Center for Strategic Communication

Alan Gourgue poses for a portrait near his home in Oceanside, California Photo: Dan Krauss/Wired

Updated 6:07 pm.

SAN DIEGO, California — On Jan. 26, 2011, a pair of U.S. Marines put Alan Gourgue in handcuffs and a restraint belt and hauled him across the country to face trial as a deserter. Gourgue was distraught and completely confused; he had been honorably discharged in 2006 and finished his reserve obligation four months earlier.

Gourgue’s ordeal provides a glimpse into a rarely seen, slow-moving, stiflingly bureaucratic world of military desertions, where one administrative mistake can result in a catch-22 that Joseph Heller couldn’t have invented.

In the military, there are two types of unauthorized absence: Desertion and a lesser charge that is clled Absent without Leave (AWOL) in the Army and Air Force and Unauthorized absence (UA) in the Navy and Marines. The key difference between them is that AWOL/UA is a misdemeanor, while desertion is a felony that assumes the missing soldier abandoned the service with the intent never to return. To employ a school analogy: AWOL/UA is like cutting classes, while desertion is dropping out altogether. If a soldier is gone for more than 30 days, the charge is automatically converted to deserter status, according to Victor Hansen, a professor specializing in military law at New England Law, Boston. It’s like a teacher striking a missing kid from the rolls after a few absent weeks to make room for another student.

Once a soldier is classified as a deserter, the soldier’s name is added to a national crime database. Then the Marines wait.
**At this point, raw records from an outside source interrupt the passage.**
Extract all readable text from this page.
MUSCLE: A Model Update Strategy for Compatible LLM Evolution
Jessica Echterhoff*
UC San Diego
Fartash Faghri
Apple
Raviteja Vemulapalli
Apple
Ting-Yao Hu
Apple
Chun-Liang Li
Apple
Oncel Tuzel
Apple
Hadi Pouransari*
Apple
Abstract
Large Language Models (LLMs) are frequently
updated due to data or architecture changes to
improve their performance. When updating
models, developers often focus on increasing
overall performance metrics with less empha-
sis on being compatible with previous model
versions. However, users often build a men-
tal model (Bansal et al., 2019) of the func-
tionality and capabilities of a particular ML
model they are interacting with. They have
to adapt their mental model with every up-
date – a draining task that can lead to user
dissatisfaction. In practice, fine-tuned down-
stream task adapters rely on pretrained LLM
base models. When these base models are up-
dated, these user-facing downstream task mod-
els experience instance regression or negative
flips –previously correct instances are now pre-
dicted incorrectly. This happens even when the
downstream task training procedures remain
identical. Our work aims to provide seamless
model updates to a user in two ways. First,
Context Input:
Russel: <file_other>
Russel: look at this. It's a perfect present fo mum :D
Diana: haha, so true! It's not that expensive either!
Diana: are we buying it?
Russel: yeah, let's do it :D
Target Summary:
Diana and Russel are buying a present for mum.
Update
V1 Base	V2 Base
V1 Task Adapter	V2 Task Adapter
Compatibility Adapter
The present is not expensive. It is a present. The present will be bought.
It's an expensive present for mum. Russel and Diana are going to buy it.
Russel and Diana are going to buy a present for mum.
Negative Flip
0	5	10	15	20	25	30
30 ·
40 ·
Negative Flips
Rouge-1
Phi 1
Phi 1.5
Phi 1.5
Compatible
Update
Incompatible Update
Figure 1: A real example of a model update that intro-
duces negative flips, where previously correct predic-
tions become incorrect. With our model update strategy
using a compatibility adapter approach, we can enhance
“Typically, they turn themselves in or they get picked up for something else by local law enforcement,” Marines spokespersons Capt. Gregory Wolf says. “We don’t have thousands of guys looking [for deserters] … People have information that they put out there. They kind of do themselves in or they come to their senses.”

This passive system of deserter capture has been pretty successful for the Marines. According to data provided by Wolf, the Marine Corps has recorded 7,323 desertions since 2005, with the number peaking in 2008 with 1,491 deserters. Over the same period, 7,072 deserters have returned or been caught. As of June 12, the Marines had 584 open desertion cases on the books, some dating back to World War II.

But the system didn’t work out so well for Gourgue, who was neither UA nor a deserter. Yet he languished in custody for more than a month before he was released with an apology for the mistake and a ticket home.